Correre a 45 anni
Da oggi sono ufficialmente (e anagraficamente) un SM45, ossia un Seniores Master di 45 anni. Quarantacinque. E come ogni anno mi sono regalato un piccola corsetta per festeggiare. Anche se non avrei dovuto (visto il giorno di riposo che mi ero dato). Anche se la schiena questa mattina non era d’accordo. Ma non ho potuto dire di no a una sudata insieme a Chiara, dopo quasi un anno che non correvamo insieme.
Anche se la FIDAL considera il primo di gennaio come inizio di ogni nuova categoria, quest’anno non appaio ancora all’interno di nessun albo podistico. Così sarà davvero da quarantacinquenne il mio debutto del prossimo autunno (incrociamo le dita).
La letteratura podistica indica i quarantacinque anni come possibile punto di non-ritorno. L’età in cui le prestazioni cominciano lentamente ma inevitabilmente a peggiorare. Lo spartiacque tra la possibile evoluzione e involuzione dell’attività fisica atletica. L’età critica. Quella da cui si passa ad essere “ancora” giovani a quella in cui ci si accorge di essere "vecchi". Quella in cui c’è un'inevitabile parabola verso il basso della propria prestazione atletica. Potrei citare esempi estremi (come Franco o Massi) di chi invece è (o è stato) in grado di evolvere ancora, ma sarebbero esclusivamente casi più unici che rari. Le eccezioni che confermano la regola.
Più in generale, in realtà, è sufficiente rendersi conto di quelle che sono le proprie capacità e le possibili aspirazioni per trovare un equilibrio che possa permettere di non arrendersi al declino naturale del fisico. Non esagerare con le gare, con le prestazioni ad ogni costo, con la qualità come se il tempo si fosse fermato a dieci anni prima. E soprattutto cercare di infortunarsi il meno possibile. Se correre veloci come una volta è ancora possibile (con la giusta consapevolezza), ciò che è inevitabilmente diverso è il tempo di recupero. Quello che non permette di essere costanti nei propri allenamenti. Quello che fa regredire il proprio stato di forma. E ritornare a livello è sempre più dura (ma non impossibile).
La difficoltà maggiore forse è quella di non riuscire ad arrendersi all’idea di non poter essere più come prima. Di cambiare la propria visione di corse, allenamenti, obiettivi. Ma con il tempo e l’esperienza (magari sbattendo anche un po’ la testa) prima o poi si arriva anche a quello. Che non vuol dire rinunciare. A niente. Solo avere un approccio più consapevole rispetto alle proprie “nuove” capacità.

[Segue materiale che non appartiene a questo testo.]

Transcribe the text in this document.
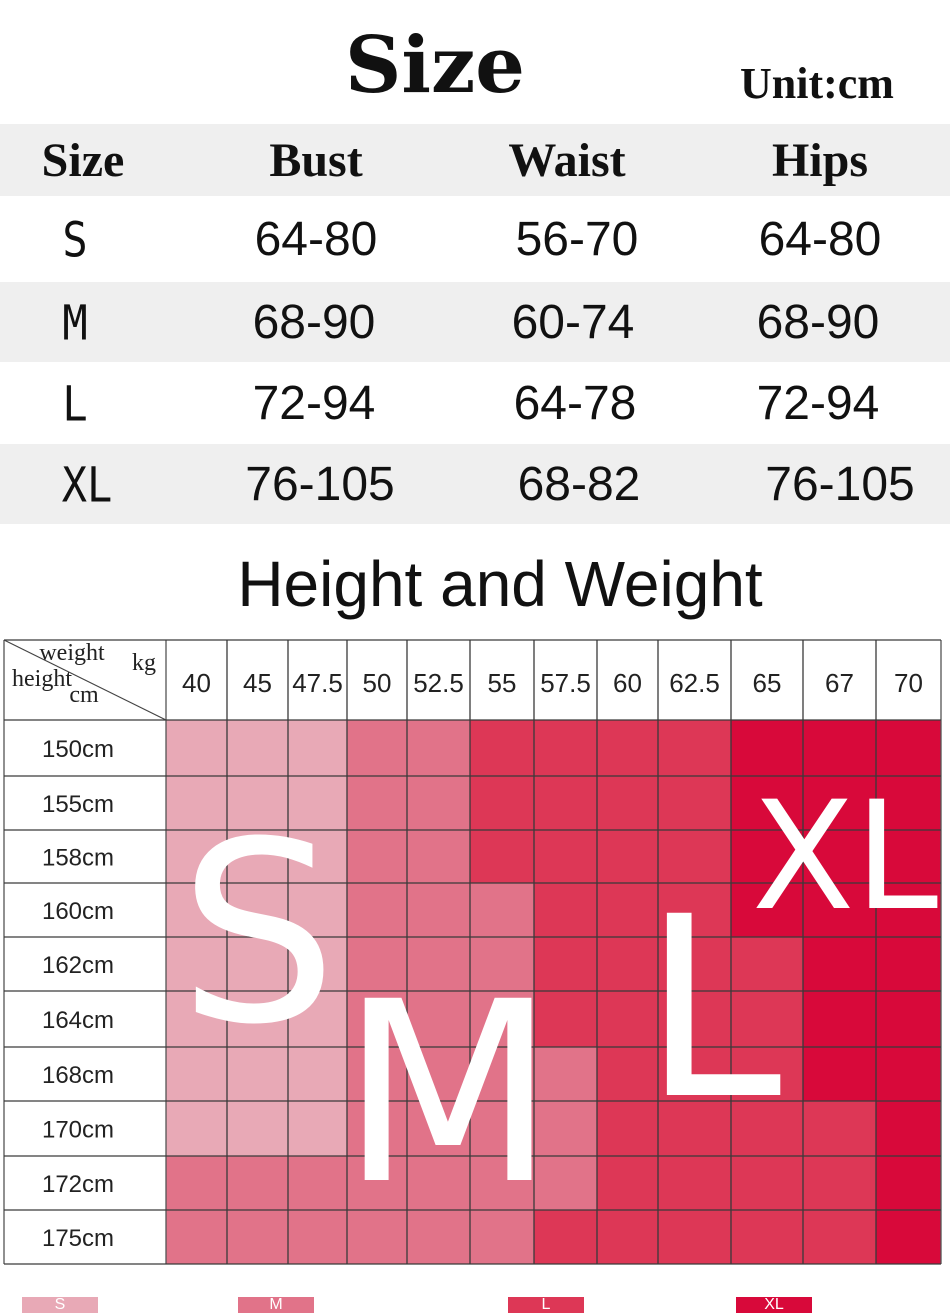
Size	Unit:cm
Size	Bust	Waist	Hips
S	64-80	56-70	64-80
M	68-90	60-74	68-90
L	72-94	64-78	72-94
XL	76-105	68-82	76-105
Height and Weight
weight kg
height
cm	40 45 47.5 50 52.5 55 57.5 60 62.5 65 67 70
150cm
155cm
158cm
160cm
162cm
164cm
168cm
170cm
172cm
175cm
S
M L
XL
S	M	L	XL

Chi ha avuto la fortuna (e la capacità) di arrivare a quarantacinque anni senza infortuni, allenandosi costantemente, evolvendo sempre nel tempo, non si ritroverà probabilmente nelle mie parole. Perché è proprio quello il segreto della corsa. Non fermarsi mai. Che non vuol dire aumentare il carico o correre ogni giorno, ma semplicemente non esagerare prima per pagarne le conseguenze poi. Ci vuole anche un po’ di fortuna, perché non tutti siamo fatti uguali. C’è chi è più portato e chi meno (come c’è chi corre la maratona in due ore e chi in quattro).
Tutto questo non vuol dire che mi sono arreso o che voglia appendere le scarpe al chiodo. Anzi. Sono solo forse più saggio. Consapevole. Realista. Ancora più motivato a ripuntarmi quel maledetto pettorale e a correre nuovamente quei quarantadue chilometri. Ma gustandomi ogni corsa e allenamento con un sapore diverso. Come un regalo da scartare ogni volta che corro.